I've a feeling relatively few Wonga customers will get to the end of the artful 28-minute film from this 'most respected' director, a piece called ‘12 Portraits’. I've got a feeling they might be too keen to get their hands on some short-term money for a short-term need rather than watch this evasive guff. But I did this so you might not have to. Watching the film was one of the least informative experiences I've had in quite a while – it definitely comes a poor second to watching paint dry. A close view and sniff of some fine white gloss hardening on a window frame would be more emotionally engaging and slightly less nauseous than Tarn's avoidance of the big issues around Wonga.
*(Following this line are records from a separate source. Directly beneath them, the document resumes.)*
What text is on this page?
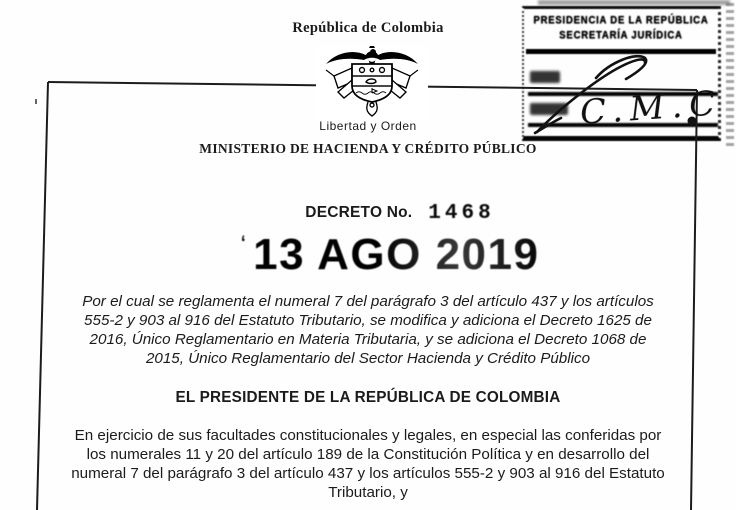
PRESIDENCIA DE LA REPÚBLICA
SECRETARÍA JURÍDICA
C.M.C
República de Colombia
Libertad y Orden
MINISTERIO DE HACIENDA Y CRÉDITO PÚBLICO
DECRETO No. 1468
‘ 13 AGO 2019
Por el cual se reglamenta el numeral 7 del parágrafo 3 del artículo 437 y los artículos
555-2 y 903 al 916 del Estatuto Tributario, se modifica y adiciona el Decreto 1625 de
2016, Único Reglamentario en Materia Tributaria, y se adiciona el Decreto 1068 de
2015, Único Reglamentario del Sector Hacienda y Crédito Público
EL PRESIDENTE DE LA REPÚBLICA DE COLOMBIA
En ejercicio de sus facultades constitucionales y legales, en especial las conferidas por
los numerales 11 y 20 del artículo 189 de la Constitución Política y en desarrollo del
numeral 7 del parágrafo 3 del artículo 437 y los artículos 555-2 y 903 al 916 del Estatuto
Tributario, y
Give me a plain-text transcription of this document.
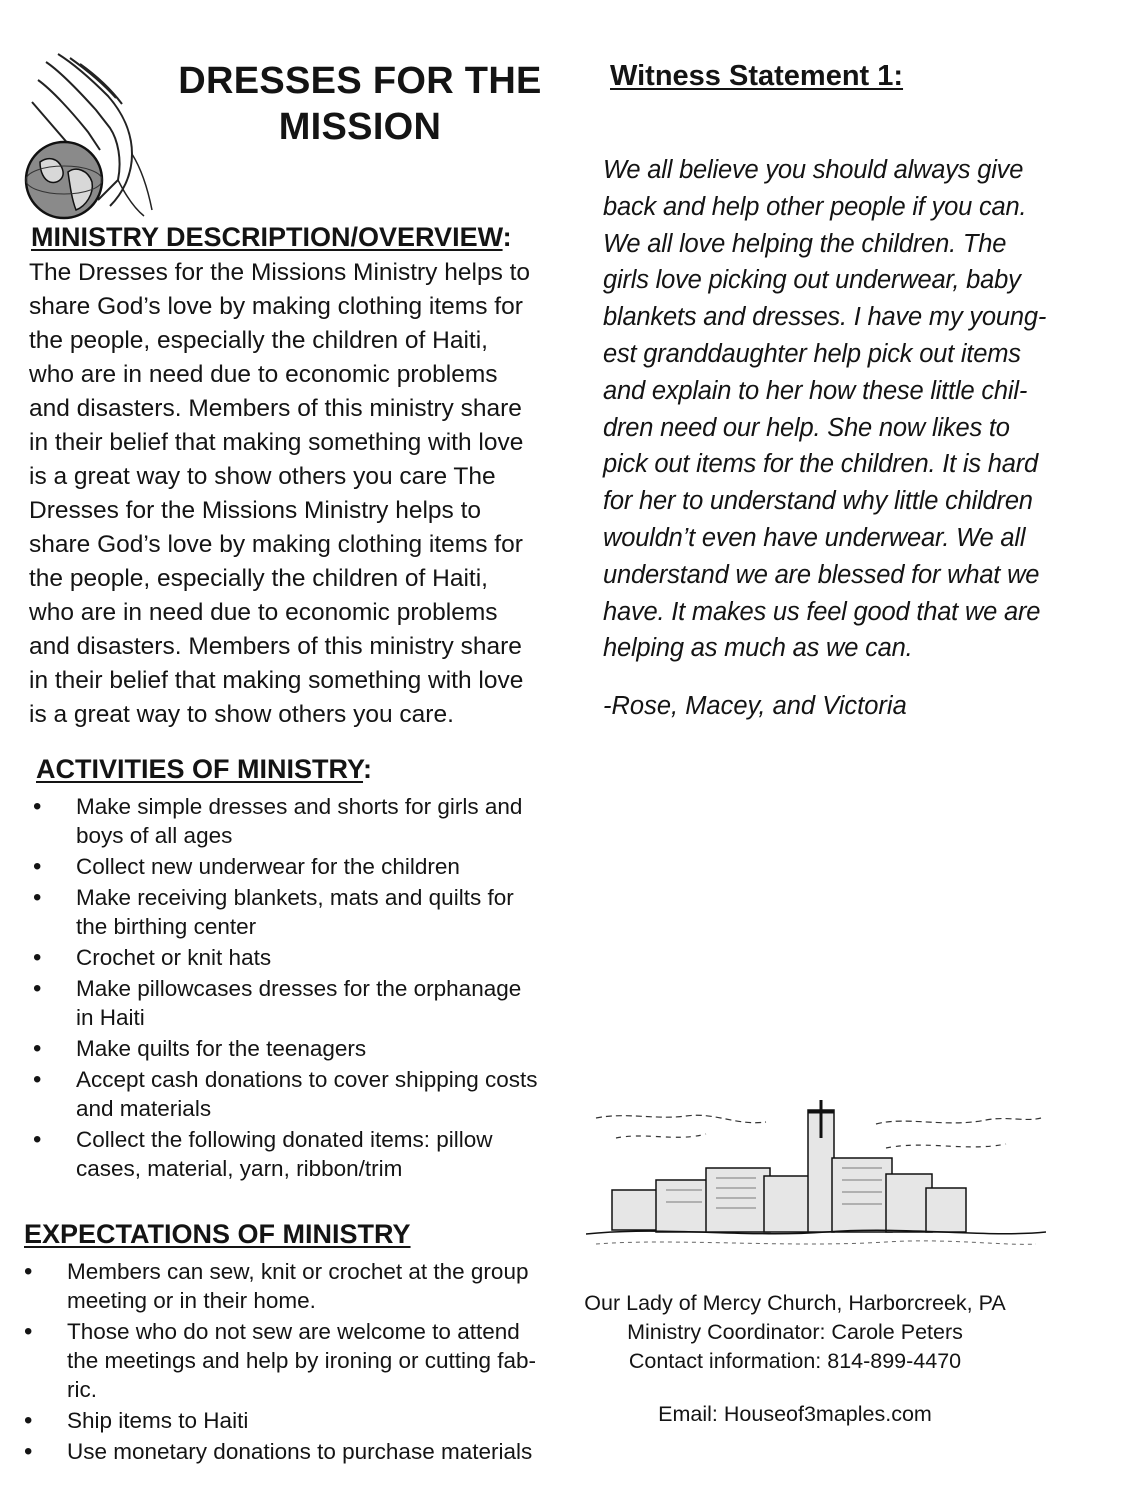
DRESSES FOR THE
MISSION
MINISTRY DESCRIPTION/OVERVIEW:
The Dresses for the Missions Ministry helps to
share God’s love by making clothing items for
the people, especially the children of Haiti,
who are in need due to economic problems
and disasters. Members of this ministry share
in their belief that making something with love
is a great way to show others you care The
Dresses for the Missions Ministry helps to
share God’s love by making clothing items for
the people, especially the children of Haiti,
who are in need due to economic problems
and disasters. Members of this ministry share
in their belief that making something with love
is a great way to show others you care.
ACTIVITIES OF MINISTRY:
• Make simple dresses and shorts for girls and
boys of all ages
• Collect new underwear for the children
• Make receiving blankets, mats and quilts for
the birthing center
• Crochet or knit hats
• Make pillowcases dresses for the orphanage
in Haiti
• Make quilts for the teenagers
• Accept cash donations to cover shipping costs
and materials
• Collect the following donated items: pillow
cases, material, yarn, ribbon/trim
EXPECTATIONS OF MINISTRY
• Members can sew, knit or crochet at the group
meeting or in their home.
• Those who do not sew are welcome to attend
the meetings and help by ironing or cutting fab-
ric.
• Ship items to Haiti
• Use monetary donations to purchase materials
Witness Statement 1:
We all believe you should always give
back and help other people if you can.
We all love helping the children. The
girls love picking out underwear, baby
blankets and dresses. I have my young-
est granddaughter help pick out items
and explain to her how these little chil-
dren need our help. She now likes to
pick out items for the children. It is hard
for her to understand why little children
wouldn’t even have underwear. We all
understand we are blessed for what we
have. It makes us feel good that we are
helping as much as we can.
-Rose, Macey, and Victoria
Our Lady of Mercy Church, Harborcreek, PA
Ministry Coordinator: Carole Peters
Contact information: 814-899-4470
Email: Houseof3maples.com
“There's more important things in life than materialistic things,” the first 'unscripted' customer says, an attractive young mother who is talking about her family against some plonky ambient music. Then there is some young chap talking about his passion for music. Maybe he bought a guitar with a loan or maybe not. Later some chap talks about his motorbike which I guess he might have bought with a loan but it's much more about the benefits of having a bike. Somebody else talks about loving their girlfriend and Wonga somehow helped there. I'm thinking it might be because they bunged the cash over to purchase a ring which then turned out as unnecessary because his gran gave her a ring... but I'm working hard at this because this is work but I'm still getting nowhere. So perhaps he gave the money back pronto and didn't get stung for the interest rates. God knows. Anyway, I'm having to imagine all the things Gary Tarn doesn't show, which helps pass the time while watching the clock run down on the tedious bollocks. Oh and now here's some token diversity, a young woman from Ghana who has to cook for the family and... what the heck has Wonga done to help here? I dunno. Do those imported veggies require a loan? Oh, and she's an auditor. So I guess that's like saying Wonga is really OK, because she knows about accounting. Maybe.

I'm babbling – but you don't know babbling until you watch ‘12 Portraits’. It's supercinebabble. It's a strange avoidance of clear communication. Indeed, the whole openwonga.com website is a bizarre attempt to make me feel good rather than understand good. I ended up wondering what they had to hide. The world-according-to-Wonga could have been advised by somebody who has spent time studying the ways of North Korea.

But I think openwonga.com does help explain the creative strategy, despite being the worst example of it. The creative strategy is to do what works, do what's legal (at least now), do what makes Wonga seem wonderful, kind, fun, simple... a friend you can trust and who it would be rude to question. Never mind all those smart-alec naysayers, those fusspots in government etc, just believe in your chum Wonga to sort you out. Kindly old Wonga (or Wongies) can fix it for you.

But as we know so well these days, kindly people in positions of authority can turn out not to be trustworthy. So while Wonga might believe it is the best thing ever, it really ought to accept that believing in its own advertising is probably not going to do the trick long-term. It's unsustainable. It has to face the real debate and acknowledge it in the brand. Which perhaps it is just about to do.

When George Osborne finally signalled he was going to do something about putting a cap on the interest rates charged by Wonga and its competitors, and shortly afterwards it wouldn't talk to me, I've got to thinking it might be rethinking its approach.

I think it might move from cuddly evasion to something that is altogether more front-foot and aggressive. It is cornered and, at some point, it will need to come out fighting. At some point its claim to 'straight-talking' may actually be apparent in its ads.

I'm thinking this space could get a lot more interesting in communication terms before it gets 'properly regulated'. But I'm also thinking that the TV companies and media buyers that have done so well out of the past few years’ growth may want to trim their forecasts.